Денег не хватало. Он иногда подрабатывал на промо акциях и выставках, насколько это позволяла учёба, но зарабатывал сущие копейки – на пиво и то с трудом хватало. Ему ещё повезло, что у него была девушка. Звали её Оксана Маслова. Красивая, с виду скромная девица, со взглядом томным, всегда поблескивающим через полуопущенные длинные ресницы. Оксана чаще смотрела в пол, чем на окружающих, но умела замечать любые нюансы, оценивала людей точно и зачастую зло. Прямые волосы до плеч натурального лампового коричневого цвета классической шатенки подходили ей как нельзя лучше. Ноги немного полноватые, но зато переходящие в по-взрослому оттопыренную попку. Грудь второго размера, идеальная для ладоней Глеба. Двигалась Оксана так плавно, как умели лишь немногие актрисы фильмов для взрослых. Кошка. И она всегда прятала свои кисти рук, натягивая на них рукава различных и неизменных своих вязанных кофт, к которым она питала непонятную слабость. Прятать руки, словно с холода, или они у неё будто запачкались чем-то, это была у неё такая, отличающая её от всех прочих девчуль, привычка. Наедине Оксана могла быть капризной, взбалмошной и упрямой настолько, что могла свести с ума кого угодно. И с лёгкостью сочетала она свои эмоциональные заскоки со вполне спокойной манерой общения. Оксана умела взрывать мозг не повышая голоса.

Что хотела Оксана в данную конкретную минуту, да и вообще по жизни, определить любому половозрелому мужчине-то было бы сложно, а уж занятому постоянными размышлениями на отвлечённые темы незрелому разуму Глеба и подавно. И всё же после неминуемых ссор с Глебом, Оксана быстро отходила и инициатором к примирению всегда выступала она. Почему? Почему она первая шла на уступки? Для Глеба это такое её поведение оставалось загадкой, да и для неё – тоже. Он верил ей. Оксана была первой взрослой любовью Глеба со своей достаточно продолжительной историей, от этого острой, порой эгоистичной, не умеющей себя контролировать и наверняка обречённой на гибель. Наверное, она тоже его по-своему любила, раз не обращала внимания на такие мелочи, как отсутствие подарков – милых безделушек приятных сердцу любой девушки, или имеющих место в их отношениях тех дней, когда Глеб пропадал неизвестно где и не звонил ей сам, не брал трубку, не писал сообщений. Он уходил в загул своей сходящий на нет, но всё ещё кусачей и болезненной подростковой депрессии. А она терпела и мстила ему тоже по-своему, по-женски, но он об этом не знал наверняка, а только догадывался.

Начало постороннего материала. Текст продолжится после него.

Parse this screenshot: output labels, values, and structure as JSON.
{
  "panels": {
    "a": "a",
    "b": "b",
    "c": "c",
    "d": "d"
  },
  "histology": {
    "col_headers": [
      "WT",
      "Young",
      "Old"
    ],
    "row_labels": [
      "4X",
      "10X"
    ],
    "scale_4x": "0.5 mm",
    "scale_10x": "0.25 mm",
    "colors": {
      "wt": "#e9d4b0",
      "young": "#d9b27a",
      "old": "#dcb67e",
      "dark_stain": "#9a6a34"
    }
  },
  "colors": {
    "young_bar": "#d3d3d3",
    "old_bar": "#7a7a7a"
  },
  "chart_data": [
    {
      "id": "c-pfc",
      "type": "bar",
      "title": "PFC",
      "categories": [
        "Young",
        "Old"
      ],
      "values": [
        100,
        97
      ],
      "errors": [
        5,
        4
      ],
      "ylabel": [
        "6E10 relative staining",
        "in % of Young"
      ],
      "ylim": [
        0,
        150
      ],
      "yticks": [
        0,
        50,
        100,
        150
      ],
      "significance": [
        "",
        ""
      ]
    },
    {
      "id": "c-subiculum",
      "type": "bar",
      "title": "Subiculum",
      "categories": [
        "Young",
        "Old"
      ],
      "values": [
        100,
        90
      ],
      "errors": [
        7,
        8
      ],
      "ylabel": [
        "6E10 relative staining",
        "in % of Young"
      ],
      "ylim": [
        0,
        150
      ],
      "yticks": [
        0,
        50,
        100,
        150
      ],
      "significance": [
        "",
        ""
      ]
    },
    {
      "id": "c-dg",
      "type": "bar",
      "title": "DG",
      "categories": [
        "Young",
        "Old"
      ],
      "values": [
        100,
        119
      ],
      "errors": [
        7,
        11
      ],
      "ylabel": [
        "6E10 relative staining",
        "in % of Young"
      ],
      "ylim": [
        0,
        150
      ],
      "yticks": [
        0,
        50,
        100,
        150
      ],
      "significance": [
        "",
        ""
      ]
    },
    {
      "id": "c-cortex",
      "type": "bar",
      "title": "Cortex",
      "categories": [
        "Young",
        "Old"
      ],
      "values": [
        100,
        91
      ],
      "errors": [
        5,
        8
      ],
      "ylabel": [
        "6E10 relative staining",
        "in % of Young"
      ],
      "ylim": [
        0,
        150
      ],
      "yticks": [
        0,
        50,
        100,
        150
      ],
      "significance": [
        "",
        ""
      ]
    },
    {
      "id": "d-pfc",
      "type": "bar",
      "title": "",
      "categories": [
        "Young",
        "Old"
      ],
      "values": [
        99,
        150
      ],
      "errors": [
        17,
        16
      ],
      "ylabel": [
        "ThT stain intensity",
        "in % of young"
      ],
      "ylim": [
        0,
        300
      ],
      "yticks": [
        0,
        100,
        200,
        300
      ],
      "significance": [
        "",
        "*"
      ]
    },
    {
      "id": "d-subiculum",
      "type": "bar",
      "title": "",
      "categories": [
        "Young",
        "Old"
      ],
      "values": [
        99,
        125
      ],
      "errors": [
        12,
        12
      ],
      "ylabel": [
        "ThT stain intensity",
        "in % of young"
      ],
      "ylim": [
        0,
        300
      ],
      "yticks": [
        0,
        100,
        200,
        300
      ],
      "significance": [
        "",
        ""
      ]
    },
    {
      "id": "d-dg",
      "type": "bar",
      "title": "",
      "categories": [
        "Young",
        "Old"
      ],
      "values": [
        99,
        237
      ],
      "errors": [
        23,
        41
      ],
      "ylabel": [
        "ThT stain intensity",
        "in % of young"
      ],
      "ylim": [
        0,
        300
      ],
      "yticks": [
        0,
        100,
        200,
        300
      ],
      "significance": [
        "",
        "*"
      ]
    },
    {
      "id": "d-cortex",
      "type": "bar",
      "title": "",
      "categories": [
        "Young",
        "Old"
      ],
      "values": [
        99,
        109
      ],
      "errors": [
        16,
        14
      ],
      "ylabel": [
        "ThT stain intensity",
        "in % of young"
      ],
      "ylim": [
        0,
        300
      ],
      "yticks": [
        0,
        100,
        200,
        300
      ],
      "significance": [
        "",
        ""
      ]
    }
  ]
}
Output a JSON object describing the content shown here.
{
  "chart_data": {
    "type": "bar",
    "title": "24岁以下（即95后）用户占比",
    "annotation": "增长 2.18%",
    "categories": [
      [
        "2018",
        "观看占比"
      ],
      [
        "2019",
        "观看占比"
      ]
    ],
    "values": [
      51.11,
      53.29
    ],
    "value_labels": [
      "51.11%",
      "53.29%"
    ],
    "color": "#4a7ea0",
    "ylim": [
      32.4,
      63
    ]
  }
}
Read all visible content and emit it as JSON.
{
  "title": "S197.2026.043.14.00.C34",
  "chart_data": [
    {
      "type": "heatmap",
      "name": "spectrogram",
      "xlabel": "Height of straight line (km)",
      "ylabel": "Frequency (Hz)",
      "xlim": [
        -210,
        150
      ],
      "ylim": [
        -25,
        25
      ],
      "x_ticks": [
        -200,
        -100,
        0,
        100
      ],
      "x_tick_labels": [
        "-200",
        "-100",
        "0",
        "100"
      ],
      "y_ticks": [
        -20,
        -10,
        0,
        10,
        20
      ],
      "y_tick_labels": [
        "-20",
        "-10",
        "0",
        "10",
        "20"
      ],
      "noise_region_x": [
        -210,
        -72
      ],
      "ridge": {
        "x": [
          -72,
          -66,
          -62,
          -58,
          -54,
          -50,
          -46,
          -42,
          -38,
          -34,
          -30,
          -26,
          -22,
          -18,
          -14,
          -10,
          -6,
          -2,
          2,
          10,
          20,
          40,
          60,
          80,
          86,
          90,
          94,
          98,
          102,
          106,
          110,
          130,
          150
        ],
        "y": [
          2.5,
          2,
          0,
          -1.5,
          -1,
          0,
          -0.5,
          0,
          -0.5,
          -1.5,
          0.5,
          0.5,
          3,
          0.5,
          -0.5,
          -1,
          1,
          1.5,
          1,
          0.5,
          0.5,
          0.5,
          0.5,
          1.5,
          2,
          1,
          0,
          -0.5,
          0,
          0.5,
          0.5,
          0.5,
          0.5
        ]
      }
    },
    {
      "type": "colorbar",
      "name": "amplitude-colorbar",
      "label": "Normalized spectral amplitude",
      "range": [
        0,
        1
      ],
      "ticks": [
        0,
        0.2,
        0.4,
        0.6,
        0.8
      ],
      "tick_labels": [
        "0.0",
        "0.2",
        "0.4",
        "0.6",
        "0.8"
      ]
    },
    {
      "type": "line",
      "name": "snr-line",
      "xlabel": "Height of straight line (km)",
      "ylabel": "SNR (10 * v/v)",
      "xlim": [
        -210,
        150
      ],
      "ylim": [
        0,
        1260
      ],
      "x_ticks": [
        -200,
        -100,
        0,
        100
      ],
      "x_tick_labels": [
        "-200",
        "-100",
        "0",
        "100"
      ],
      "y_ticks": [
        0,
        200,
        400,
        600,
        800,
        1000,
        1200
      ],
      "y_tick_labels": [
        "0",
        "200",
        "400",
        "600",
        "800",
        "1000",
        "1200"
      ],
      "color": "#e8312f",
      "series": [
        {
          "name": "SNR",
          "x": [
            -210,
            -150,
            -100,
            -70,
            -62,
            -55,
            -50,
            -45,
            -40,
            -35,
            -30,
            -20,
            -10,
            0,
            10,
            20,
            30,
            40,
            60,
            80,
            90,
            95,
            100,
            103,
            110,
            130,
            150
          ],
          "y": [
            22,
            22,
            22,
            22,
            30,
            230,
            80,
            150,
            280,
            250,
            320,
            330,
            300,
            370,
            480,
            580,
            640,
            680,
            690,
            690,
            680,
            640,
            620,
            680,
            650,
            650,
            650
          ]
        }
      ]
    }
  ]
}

Сегодня была пятница, Глебу предстояло идти на лекцию, чего ужасно, само собой, не хотелось. Преодолев себя, он крючком сел на постели, свесил ноги. Побаливала пятка. Из неё явно рвалось нечто наружу и никак не могло найти выход. Втянул носом перебродивший за ночь воздух и угрюмо взглянул в окно. Их квартира находилась на двенадцатом этаже, в доме, стоящем на окраине города и поэтому, кроме умеренно голубого неба над головой и восходящего шарика солнца слева от окна, он не увидел ничего примечательного, ничего не внушающего оптимизм. Такая картина его не впечатлила и он, прыгнув на прохладный линолеум, встал, потянулся до хруста и пошёл в ванную. Новый день традиционно начинался с хлорированной воды, детского мыла (другое в доме не водилось), мятной пасты.

До института Глеб добирался на метро. На всю дорогу от дверей и до дверей, он тратил час времени утром и час – вечером. Его группа была закодирована под номером Е 220. Внутри группы сложилось несколько своих компашек, ни в одну из которых он не вписывался со своими экстремальными взглядами на жизнь и беспокойным характером. Всё общение с одногруппниками ограничивалось взаимными приветствиями или, на крайний случай, переписыванием конспектов. Глеб с ними скучал. Всё их разговоры сводились к обсуждению тех или иных материальных благ. Парни судачили насчёт женских прелестей (сисек и жоп), а девушки обсуждали состоятельность их кавалеров, исходя из толщины их мошны. Не густо. Совместные вечеринки с ними Глеба не интересовали, учился он по инерции – все предметы давались ему легко из-за данного природой пытливого ума и способности аналитически рассуждать. Единственным, с кем он мог периодически общаться, – был Никита Воронин. Начитанный и интересный собеседник, особенно на отвлечённые темы, но, к сожалению, не практик, а Глеб хотел действовать, только не знал – как. Он уже довольно долго (неприемлемо долго для него) оставался в активном поиске.